彼女は今もたっくんを想っているんだ……。
ーーだけど、ごめんなさい……
「……分かりません」
「はっ?分からないって……何も私は拓巳に手を出そうって思ってるわけじゃないのよ。ただ、休学の理由を……何があったのかを知りたいだけ。隠さないで教えてもらえないかしら?」
「ごめんなさい。だけど私も……何も知らないんです。本当にごめんなさい……」
言いながら声が震えてきた。シーツの上に置いた手をギュッと握りしめる。
「拓巳は病気になったわけではないのよね?アパートにいるの?」
「……分かりません」
「休学の理由は聞いてる?」
「聞いてません……本当に何も知らないんです……」
「知らないって、あなた……」
唇を噛んで俯く様子を見て、私の言葉が本当だと悟ったんだろう。途端に声に同情の色が浮かび、口調が柔らかくなった。

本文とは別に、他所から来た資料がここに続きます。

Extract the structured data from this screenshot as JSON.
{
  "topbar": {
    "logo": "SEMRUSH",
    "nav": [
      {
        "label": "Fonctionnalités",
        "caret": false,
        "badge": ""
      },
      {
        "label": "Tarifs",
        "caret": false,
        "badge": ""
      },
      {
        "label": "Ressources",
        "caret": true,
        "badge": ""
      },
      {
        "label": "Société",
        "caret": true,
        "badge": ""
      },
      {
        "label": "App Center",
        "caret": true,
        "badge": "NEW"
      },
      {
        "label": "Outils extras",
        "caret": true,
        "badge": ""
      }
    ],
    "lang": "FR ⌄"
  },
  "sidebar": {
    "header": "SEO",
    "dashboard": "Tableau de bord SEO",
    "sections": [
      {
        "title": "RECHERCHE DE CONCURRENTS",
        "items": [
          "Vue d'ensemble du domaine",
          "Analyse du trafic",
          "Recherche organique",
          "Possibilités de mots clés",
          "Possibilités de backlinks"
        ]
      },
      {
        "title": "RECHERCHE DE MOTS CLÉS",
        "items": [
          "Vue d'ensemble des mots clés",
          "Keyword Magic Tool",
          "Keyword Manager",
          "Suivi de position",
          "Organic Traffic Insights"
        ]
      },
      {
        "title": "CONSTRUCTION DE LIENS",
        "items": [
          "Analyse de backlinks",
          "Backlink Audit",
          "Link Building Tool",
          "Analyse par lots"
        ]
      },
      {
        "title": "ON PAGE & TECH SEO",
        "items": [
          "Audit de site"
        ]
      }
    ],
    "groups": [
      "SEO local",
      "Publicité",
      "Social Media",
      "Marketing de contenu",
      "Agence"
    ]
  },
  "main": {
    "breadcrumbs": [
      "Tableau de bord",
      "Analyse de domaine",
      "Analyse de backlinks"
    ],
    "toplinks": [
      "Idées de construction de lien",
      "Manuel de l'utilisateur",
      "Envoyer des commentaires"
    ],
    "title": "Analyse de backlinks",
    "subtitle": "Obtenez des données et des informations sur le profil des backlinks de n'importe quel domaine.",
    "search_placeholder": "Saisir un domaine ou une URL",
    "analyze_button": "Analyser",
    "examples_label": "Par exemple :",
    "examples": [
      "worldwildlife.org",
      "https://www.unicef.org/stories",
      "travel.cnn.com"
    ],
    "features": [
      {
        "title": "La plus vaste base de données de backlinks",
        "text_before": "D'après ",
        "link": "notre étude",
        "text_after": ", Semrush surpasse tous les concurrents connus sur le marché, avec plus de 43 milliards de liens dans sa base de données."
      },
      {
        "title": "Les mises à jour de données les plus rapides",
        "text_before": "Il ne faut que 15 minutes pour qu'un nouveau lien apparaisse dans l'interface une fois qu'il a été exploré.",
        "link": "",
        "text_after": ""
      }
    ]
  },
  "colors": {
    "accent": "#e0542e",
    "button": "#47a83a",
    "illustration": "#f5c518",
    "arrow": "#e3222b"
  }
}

「……分かったわ。拓巳のアパートを教えてちょうだい。行って直接話を聞いてくるから」
「……嫌です」
「嫌って、あなたねぇ、拓巳を心配してるのはあなただけじゃないのよ!」
「分かっています。だけどアパートは教えたくありません!」
この期に及んでまだ嫉妬だなんて、みっともないのは分かっている。
それでもたっくんが教えなかった事を私が勝手に教えるわけに行かないと思ったし、あの部屋に私以外の女性に足を踏み入れて欲しくはなかった。
「だから代わりに……私が行きます。私がたっくんに会って話を聞いてきます!」
紗良さんは少し目を細めて苦々しげな顔をしたけれど、すぐに諦めたのか溜息をつきながら、「私の番号を言うから登録してちょうだい」
そう言って自分の電話番号を口にした。
***
山中駅に着いてすぐにたっくんに今日3回目の電話を掛けたら、やはり今回もすぐに留守電に切り替わった。
「たっくん、今からたっくんのアパートに行きます。話がしたいです」
そうメッセージを残してアパートへと向かう。
アパートの近くまで来ると、遠目に見覚えのある車が停まっているのが見えた。
黒いガッチリしたピックアップトラック。
ーーリュウさん?
小走りで近付いたら、後ろの荷台に黒いローソファーと丸めて紐でグルグル巻きにされているマットレスが置かれている。
ーーえっ、どうして?!
そこからアパートを見上げたら、たっくんの部屋のドアが開いて、車の持ち主が知らない男の人と2人で家具を運び出して来るところだった。
ピシッと真っ直ぐなヒビが入ったガラステーブル……。
「リュウさん!」
私の声に気付いたリュウさんがこちらを見下ろしたかと思うと、目を見開いてギクッとして……次に『しまった』というように顔をしかめた。
嫌な予感がして、私は弾かれたように階段を駆け上がって行く。心臓がドクドク脈打ち、胸がザワつく。
「小夏ちゃん、待って!」
リュウさんが止めるのも聞かずにたっくんがいるはずの部屋に飛び込むと……
そこにあったのは、あらかたの家具が運び出されてガランとした部屋と、写真立てが飾られていない三段ボックスだった。